The point is to parse the input into a structure which always upholds the predicates you care about so you don't end up continuously defensively programming in ifs and asserts.
The point is to parse the input into a structure which always upholds the predicates you care about so you don't end up continuously defensively programming in ifs and asserts.
In order to be useful, type systems need to be simple, but there's no such restrictions on rules that govern our expectations of data correctness.
OP is delusional if they think that their approach can be made practical. I mean, what if the expectation from the data that an value is a prime number? -- How are they going to encode this in their type systems? And this is just a trivial example.

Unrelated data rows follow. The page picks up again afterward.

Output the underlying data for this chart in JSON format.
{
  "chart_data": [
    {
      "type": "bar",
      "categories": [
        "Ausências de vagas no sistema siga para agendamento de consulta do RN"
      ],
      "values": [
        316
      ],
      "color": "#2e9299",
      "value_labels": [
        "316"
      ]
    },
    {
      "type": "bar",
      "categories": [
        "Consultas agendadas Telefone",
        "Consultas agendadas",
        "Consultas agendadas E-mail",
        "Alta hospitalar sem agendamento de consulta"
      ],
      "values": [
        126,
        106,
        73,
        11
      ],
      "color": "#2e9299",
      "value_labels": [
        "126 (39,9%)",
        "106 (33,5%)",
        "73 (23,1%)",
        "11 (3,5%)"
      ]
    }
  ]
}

There are plenty of useful constraints we routinely expect in message exchanges that aren't possible to implement using even very elaborate type systems. For example, if we want to ensure that all ids in XML nodes are unique. Or that the last digit of SSN is a checksum of the previous digits using some complex formula. I mean, every Web developer worth their salt knows that regular expressions are a bad idea for testing email addresses (which would be an example of parsing), and it's really preferable to validate emails by calling a number of predicates on them.
And, of course, these aren't the only examples: password validation (the annoying part that asks for capital letter, digit, special character? -- I want to see the author implement a parser to parse possible inputs to password field, while also giving helpful error messages s.a. "you forgot to use a digit"). Even though I don't doubt it's possible to do that, the resulting code would be an abomination compared to the code that does the usual stuff, i.e. just checks if a character is in a set of characters.
Instead it's parsing. It takes in a value of one type and returns a value of a different type that is known good. Or it fails. But what it never does is let you continue forward with an invalid value as if it was valid. This is because it's doing more than just validation.
On what grounds did you decide that this is the requirement for validation? That's truly bizarre... Sometimes validating functions return booleans... but there's no general rule that they do.
Anyways, you completely missed the point OP was trying to make. Their idea was to include constraints on data (i.e. to ensure data validity) in the type associated with the data. You've done nothing of the kind: you created a random atomic type with a validation method. Your type isn't even a natural number, you definitely cannot add other natural number to it or to multiply etc...
Worse yet, you decided to go into a language with subtyping, which completely undermines all of your efforts, even if you were able to construct all of those overloads to make this type behave like a natural number: any other type that you create by inheriting from this class has the liberty to violate all the contracts you might have created in this class, but, through the definition of your language, it would still be valid to say that the subtype thus created is a prime number, even if it implements == in a way that it returns "true" when compared to 8 (only) :D
> Still, perhaps you are skeptical of parseNonEmpty’s name. Is it really parsing anything, or is it merely validating its input and returning a result? While the precise definition of what it means to parse or validate something is debatable, I believe parseNonEmpty is a bona-fide parser (albeit a particularly simple one).
> Consider: what is a parser? Really, a parser is just a function that consumes less-structured input and produces more-structured output.
The OP is saying that a validator is a function which doesn't return anything, whereas parsing is a function which returns data. (Or in other words, validation is when you keep passing around the data in the old type, and parsing is when you pass around a new type). It is true that there is code inside the parser which you can call "validation", but the OP is labeling the function based on its signature. This is made more obvious towards the end of the article:
> Use abstract datatypes to make validators "look like" parsers. Sometimes, making an illegal state truly unrepresentable is just plain impractical given the tools Haskell provides, such as ensuring an integer is in a particular range. In that case, use an abstract newtype with a smart constructor to "fake" a parser from a validator.
They are talking about the interface, not the implementation. They are saying that you should pass around a parsed type, even if it's only wrapping a raw value, because it carries proof that this data has been validated. They are saying that you shouldn't be validating this data in lots of different places.
> It may not be immediately apparent what shotgun parsing has to do with validation—after all, if you do all your validation up front, you mitigate the risk of shotgun parsing. The problem is that validation-based approaches make it extremely difficult or impossible to determine if everything was actually validated up front or if some of those so-called “impossible” cases might actually happen. The entire program must assume that raising an exception anywhere is not only possible, it’s regularly necessary.